What the heck is a scholarly dilettante? Isn’t that a contradiction in terms? Not really. Allow me to explain.
I’ve been playing the violin since I was seven. When I was 15, I switched to a new teacher, Mr Gordon. I overheard my mother talking on the phone making the arrangements with him. He must have asked, “Is she a serious musician?” because my mother’s answer was, “No, she’s a dilettante.” My first reaction was indignation—“who’s she calling a dilettante?” But immediately I realized that she was in fact correct—I was a dilettante. I didn’t intend to make music my career; I wasn’t planning to be a music major in college; I didn’t practice for hours every day; I just did it for fun. Definitely a dilettante.
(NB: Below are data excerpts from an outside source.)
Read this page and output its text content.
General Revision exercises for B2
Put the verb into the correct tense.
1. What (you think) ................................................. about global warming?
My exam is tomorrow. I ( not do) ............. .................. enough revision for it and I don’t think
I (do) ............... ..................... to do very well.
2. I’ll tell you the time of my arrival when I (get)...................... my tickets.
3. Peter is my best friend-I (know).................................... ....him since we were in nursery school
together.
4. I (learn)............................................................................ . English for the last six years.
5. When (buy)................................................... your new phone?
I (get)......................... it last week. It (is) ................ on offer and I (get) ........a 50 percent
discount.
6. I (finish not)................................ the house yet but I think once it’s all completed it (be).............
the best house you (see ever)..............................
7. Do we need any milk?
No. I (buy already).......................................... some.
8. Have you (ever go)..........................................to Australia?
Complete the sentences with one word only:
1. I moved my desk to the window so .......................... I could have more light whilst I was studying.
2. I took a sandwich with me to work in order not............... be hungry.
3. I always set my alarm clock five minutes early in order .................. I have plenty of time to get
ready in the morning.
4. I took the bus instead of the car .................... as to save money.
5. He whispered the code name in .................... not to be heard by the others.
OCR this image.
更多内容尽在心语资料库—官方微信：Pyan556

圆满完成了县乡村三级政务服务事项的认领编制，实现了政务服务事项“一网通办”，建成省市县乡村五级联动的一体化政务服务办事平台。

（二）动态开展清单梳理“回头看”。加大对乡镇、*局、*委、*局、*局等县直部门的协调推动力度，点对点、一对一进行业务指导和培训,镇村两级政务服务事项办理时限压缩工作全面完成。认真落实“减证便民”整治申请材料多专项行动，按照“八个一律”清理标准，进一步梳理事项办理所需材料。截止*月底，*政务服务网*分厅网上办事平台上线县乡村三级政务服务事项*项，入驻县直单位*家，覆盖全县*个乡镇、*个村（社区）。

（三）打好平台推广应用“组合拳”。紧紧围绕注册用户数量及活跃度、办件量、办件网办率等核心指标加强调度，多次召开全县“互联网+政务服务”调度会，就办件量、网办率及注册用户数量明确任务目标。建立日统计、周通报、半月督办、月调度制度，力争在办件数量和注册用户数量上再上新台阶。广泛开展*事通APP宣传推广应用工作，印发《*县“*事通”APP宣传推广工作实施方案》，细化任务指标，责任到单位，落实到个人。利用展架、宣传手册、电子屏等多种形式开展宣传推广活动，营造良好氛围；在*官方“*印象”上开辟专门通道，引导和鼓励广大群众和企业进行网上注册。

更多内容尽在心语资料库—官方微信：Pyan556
I guess Mr Gordon didn’t care; I studied with him for several years; I continue to play the violin and viola to this day.
Recently I’ve been thinking about the exchange I overheard between my mother and Mr Gordon, and I’ve come to realize not just that I am a dilettante, but that I should not be ashamed of it. In fact, I should be proud of it. Because the original meaning of the word “dilettante” isn’t someone who’s unserious or untalented or superficial or a dabbler. “Dilettante” comes from the Italian verb dilettare, which means “to take delight in.” That attitude describes not just the way I approach my violin playing but also many other activities, including my professional life.
It may sound strange to hear a professional historian describe herself as a dilettante, especially since a related word, “amateur,” is often taken as the opposite of professional. But just as the etymology of “dilettante” is “delight,” the etymology of “amateur,” from French this time, is “lover”—an amateur is someone who does something for the love of it. So while I’m definitely a professional historian—I have a PhD; I am a tenured full professor at a university, which pays me; I give papers at academic conferences and publish articles in peer-reviewed journals;—I love what I do and take delight in it. (Well, maybe except for grading. And meetings.)
Furthermore, being a dilettante doesn’t only mean you can take delight in what you do for a living, your profession. It also means you can take seriously what you do for fun, as an amateur. I’m an amateur musician, but I took a year of music theory at our local community college. Every summer for about the last ten years I’ve attended a weeklong workshop on violin technique. Several years ago I began taking piano lessons, also at the community college. I take them for college credit, partly because it’s slightly cheaper than the non-credit option but mostly because it is more demanding. As a requirement for the course I have to attend performance classes where the other college students and I play for each other and get feedback from a faculty member; I’m also required to play before a jury of faculty every semester. I don’t need the credits; I don’t care about the grade (although I do have a 4.0). I do it this way because it’s a greater opportunity for learning.
I plan to use this blog to explore in a scholarly way the things I take delight in. That will include historical topics, of course, especially from the eras I teach (ancient Greece and Rome and the Middle Ages primarily, but also modern Europe), as well as musical ones and any others that take my fancy. I would be delighted for you to join me in these explorations.